There’s a delicate painting of koi fish on the porcelain bottle my mom pours her sake from. My dad and brother are discussing politics, their voices muffled over the music. We are sitting in a Japanese restaurant; the light is dim but illuminates each table and our faces in a soft, warm glow. Various staff rush behind me with boards of fresh sushi and steaming bowls of chili garlic noodles. 


Our waitress emerges from the chef hats and smokey pans as she brings out our food: ginger salad, miso soup, vegetable tempura, and rolls of sushi we share. On the plate sits a decadent Philadelphia roll with salmon roe and a dynamite maki roll with yellowfin tuna. The yellowfin is red like a pomegranate—slightly pink but rich and deep. I reach for a piece with my chopsticks and devour its bright taste as if it came straight from the salty waters.

Yellowfin tuna typically reside in the epipelagic zone, the surface layer of the ocean that mixes with waves, wind, and raw heat from the sun as if it were freckled. At its base is the thermocline, the zone where temperature drastically drops and descends into deep, indigo water—the hidden, pale skin of the ocean. Yellowfin are strong schoolers; they swim in a strange synchronized fashion as if they are an intricate ballet following an unseen director. 

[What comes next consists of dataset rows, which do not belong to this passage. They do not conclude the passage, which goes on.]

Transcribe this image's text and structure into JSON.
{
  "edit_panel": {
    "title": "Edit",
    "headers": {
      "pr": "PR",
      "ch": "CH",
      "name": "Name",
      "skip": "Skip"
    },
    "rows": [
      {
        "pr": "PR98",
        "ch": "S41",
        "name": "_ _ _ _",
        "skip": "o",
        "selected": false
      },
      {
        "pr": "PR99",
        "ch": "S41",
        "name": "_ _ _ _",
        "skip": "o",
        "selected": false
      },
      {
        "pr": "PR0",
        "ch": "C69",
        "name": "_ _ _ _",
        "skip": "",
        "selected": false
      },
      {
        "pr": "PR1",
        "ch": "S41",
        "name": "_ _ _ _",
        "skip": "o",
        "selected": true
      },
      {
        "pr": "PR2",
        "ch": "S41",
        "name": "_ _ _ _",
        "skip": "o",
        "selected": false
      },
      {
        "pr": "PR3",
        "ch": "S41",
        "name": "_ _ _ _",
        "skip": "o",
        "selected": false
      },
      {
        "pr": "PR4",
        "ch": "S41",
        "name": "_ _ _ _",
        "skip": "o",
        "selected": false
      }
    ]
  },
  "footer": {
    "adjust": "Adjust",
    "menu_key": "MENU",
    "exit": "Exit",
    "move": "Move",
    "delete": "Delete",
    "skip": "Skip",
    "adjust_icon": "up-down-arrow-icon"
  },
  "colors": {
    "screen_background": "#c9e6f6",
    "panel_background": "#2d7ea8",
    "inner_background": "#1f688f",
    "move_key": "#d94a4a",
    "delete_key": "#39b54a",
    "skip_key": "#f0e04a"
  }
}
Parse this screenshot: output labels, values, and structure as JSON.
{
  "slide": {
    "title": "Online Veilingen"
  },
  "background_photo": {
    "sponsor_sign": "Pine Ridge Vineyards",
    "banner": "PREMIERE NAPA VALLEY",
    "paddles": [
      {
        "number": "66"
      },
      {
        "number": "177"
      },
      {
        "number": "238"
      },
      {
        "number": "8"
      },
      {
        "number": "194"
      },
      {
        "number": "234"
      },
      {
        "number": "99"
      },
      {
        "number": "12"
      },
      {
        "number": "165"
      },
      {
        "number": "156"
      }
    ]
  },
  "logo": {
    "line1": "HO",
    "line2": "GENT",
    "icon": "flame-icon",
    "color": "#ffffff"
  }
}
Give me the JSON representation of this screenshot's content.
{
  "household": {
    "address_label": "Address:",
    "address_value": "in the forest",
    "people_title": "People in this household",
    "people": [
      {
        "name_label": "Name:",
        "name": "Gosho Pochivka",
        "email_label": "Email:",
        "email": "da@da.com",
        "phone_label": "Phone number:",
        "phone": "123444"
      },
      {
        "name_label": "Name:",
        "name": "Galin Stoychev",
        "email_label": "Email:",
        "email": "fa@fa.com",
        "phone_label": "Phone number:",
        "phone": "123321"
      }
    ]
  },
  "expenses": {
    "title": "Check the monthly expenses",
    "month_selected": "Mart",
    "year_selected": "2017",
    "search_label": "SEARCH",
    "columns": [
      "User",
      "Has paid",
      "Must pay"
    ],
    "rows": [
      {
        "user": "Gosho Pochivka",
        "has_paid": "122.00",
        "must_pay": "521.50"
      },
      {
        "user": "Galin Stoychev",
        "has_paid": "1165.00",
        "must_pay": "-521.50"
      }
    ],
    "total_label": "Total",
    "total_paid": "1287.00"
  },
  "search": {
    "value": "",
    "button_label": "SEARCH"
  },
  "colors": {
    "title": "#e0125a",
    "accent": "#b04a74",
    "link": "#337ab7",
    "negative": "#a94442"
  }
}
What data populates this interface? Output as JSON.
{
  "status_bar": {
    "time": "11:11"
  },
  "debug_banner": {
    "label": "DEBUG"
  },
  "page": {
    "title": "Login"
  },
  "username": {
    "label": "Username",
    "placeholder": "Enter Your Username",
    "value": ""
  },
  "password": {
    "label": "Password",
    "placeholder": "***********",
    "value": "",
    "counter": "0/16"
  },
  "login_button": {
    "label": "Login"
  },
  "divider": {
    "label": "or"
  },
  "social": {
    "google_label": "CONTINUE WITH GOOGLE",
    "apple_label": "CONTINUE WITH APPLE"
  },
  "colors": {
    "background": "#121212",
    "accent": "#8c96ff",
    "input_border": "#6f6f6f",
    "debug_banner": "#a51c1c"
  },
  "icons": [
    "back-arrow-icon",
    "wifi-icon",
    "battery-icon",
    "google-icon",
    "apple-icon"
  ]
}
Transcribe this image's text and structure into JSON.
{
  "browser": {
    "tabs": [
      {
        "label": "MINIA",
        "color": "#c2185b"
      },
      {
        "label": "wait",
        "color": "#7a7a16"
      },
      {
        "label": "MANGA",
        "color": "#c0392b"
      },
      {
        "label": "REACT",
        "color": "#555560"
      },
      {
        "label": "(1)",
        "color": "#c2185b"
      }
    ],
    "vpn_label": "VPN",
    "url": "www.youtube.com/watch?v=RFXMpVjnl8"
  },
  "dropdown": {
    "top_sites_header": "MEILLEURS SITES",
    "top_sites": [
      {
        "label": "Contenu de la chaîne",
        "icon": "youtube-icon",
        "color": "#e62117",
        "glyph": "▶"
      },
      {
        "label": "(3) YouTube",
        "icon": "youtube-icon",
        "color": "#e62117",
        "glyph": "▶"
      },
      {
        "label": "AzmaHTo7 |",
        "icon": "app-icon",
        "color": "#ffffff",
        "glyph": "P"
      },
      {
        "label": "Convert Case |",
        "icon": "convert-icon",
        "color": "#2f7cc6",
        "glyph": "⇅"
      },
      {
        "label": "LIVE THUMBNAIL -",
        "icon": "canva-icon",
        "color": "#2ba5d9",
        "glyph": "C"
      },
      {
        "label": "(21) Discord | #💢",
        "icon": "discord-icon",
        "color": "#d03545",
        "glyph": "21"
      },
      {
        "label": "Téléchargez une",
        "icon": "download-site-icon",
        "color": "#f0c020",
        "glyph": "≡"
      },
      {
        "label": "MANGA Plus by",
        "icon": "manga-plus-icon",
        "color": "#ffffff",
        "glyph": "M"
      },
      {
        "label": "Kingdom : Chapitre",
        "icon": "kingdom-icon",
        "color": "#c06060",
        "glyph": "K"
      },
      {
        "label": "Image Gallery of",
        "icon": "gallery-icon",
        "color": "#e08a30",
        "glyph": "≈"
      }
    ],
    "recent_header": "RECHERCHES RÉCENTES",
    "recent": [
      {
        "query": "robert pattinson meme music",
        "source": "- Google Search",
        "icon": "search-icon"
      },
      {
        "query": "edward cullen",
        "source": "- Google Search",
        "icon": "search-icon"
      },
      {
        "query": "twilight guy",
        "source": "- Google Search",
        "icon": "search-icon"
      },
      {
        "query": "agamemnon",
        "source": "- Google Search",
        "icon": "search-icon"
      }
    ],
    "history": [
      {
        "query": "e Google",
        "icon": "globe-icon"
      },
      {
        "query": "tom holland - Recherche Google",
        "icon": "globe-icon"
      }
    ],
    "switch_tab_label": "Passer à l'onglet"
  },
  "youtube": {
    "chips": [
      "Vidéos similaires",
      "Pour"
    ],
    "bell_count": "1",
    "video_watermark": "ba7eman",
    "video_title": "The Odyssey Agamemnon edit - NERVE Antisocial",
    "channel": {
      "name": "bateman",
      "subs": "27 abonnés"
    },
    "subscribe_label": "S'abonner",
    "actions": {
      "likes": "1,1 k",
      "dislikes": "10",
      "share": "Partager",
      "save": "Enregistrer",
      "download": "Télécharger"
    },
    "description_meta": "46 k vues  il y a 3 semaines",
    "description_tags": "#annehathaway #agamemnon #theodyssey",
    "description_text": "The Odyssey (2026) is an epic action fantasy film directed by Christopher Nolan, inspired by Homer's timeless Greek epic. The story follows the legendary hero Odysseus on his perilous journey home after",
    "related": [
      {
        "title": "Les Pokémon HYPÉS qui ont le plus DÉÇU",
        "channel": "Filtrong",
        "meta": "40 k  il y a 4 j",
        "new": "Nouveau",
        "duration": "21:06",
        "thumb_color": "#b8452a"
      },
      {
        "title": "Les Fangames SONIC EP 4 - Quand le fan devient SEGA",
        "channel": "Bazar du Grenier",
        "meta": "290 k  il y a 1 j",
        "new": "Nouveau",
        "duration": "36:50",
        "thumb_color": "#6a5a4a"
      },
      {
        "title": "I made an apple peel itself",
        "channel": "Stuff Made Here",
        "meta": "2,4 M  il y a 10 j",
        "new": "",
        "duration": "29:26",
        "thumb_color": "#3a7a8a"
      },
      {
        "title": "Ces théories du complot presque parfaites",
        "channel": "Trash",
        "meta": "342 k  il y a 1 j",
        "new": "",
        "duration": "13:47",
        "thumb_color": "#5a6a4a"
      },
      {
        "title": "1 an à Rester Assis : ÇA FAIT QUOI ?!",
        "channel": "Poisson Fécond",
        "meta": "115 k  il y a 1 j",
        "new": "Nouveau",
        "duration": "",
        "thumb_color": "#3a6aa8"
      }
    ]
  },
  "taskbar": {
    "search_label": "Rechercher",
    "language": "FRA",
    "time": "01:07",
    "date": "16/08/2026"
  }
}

The restaurant is full for a Sunday night. I wonder why all these people are here and if it’s for the same reason as us—a distraction from the holiday break’s inevitable end or to soak up the moments with our loved ones before splitting across the country to different homes. 


To the right of us are two men in their twenties. They drink beer and wear hats and hunch their gym-addicted shoulders to watch a game of soccer on their phones. They don’t look at each other but are still together in their own way. I can tell they think the waitress is pretty by the way their eyes soften when she walks by. 


To the left of us is another family; the parents sit closely while their adolescent daughter is across from them. Her glasses sit lopsided as she rests her chin in her hand and impassively pokes the table with a chopstick. I wonder what brings her melancholic expression, if she’s experiencing the confusion of being a teenager or maybe missing an older sibling who couldn’t come home for the holiday. I wonder if she’s navigating the dark water for the first time.


Directly behind our table is a wooden wall that splits the restaurant into two sections. It’s some type of glossy oak also illuminated in a soft glow. A long, stringy plant sits on top, its vines daintily traveling down the polished wood. 


Somewhere in a gap of the plant’s speckled leaves, I spot another version of me across the restaurant. She is 18 years old, sitting on the edge of a booth, shoved beside her boyfriend at the time and his friends she doesn’t know. Six years ago, on homecoming night, dressed in heels and hairspray and uncertainty, sitting in a Japanese restaurant. 


As if a wave drags me under its current, I am thrust over the oak wall to be by her. I swim and tumble into her energy as the temperature drops and my vision blurs in shades of indigo. She is navigating the dark water. I watch her closely, remembering her mind and the way it works. Her dress hugs her stomach in ways she doesn’t like, but she wonders if a subtle suggestion to what was underneath would impress him. She crosses her arms in her lap and smiles as he laughs with his body turned away from her. She desperately wants to hide her pale skin, although she cannot hide her freckling shoulders from coming to the surface. 


I know her contentment is only a fragile shell she inhabits. She knows somewhere deep within her there is me, a version of her that knows what it’s like to swim in the sun-kissed waters. She doesn’t know I am standing beside her, that I have always been with her, even in the dark water. I want to scream I am here I am here I am here. 


She sits small with her shoulders low and razor-nicked legs crossed as if the space will burst if she takes up too much of it. She picks at her fried rice with her fork, stirring the steam until there is none left. Her gaze finds the interlaced fingers of the couple next to her as she notices the empty space in between her own. 


When I reach for her, another wave thrusts me under its current, and I am being pulled over the oak wall again. I desperately claw and cry to her so I can tell her all the things she needs to hear: you do not need to fear being alone or taking up space or wandering into uncertainty. Somewhere, somehow, I am with you, and I know all the beauty and pain and heartbreak and love you have yet to feel. Trust me—let your world crack and burst and you will finally see how tenderly sunlight dances upon your skin. 


Her innocent, uncertain eyes only catch a glimpse of me. But I know, in this one millisecond transcending across years, she hears me. 


Breathless and drenched in an enigmatic feeling, I am placed back into my seat; warm, gentle water swirls around me. There are still discussions of politics and sake to be sipped. Our rolls of brightly colored sushi have diminished to clumps of sticky rice and chopstick-poked wasabi. The yellowfin has been eaten. I look through the gap in the leaves but only see an empty table. 


In this fleeting moment—where the four of us sit under a soft glow with a koi fish painting, where the yellowfin is vibrant, and plants reveal epiphanies—I know I am in the sun-kissed waters. Somewhere, somehow, she will meet me here.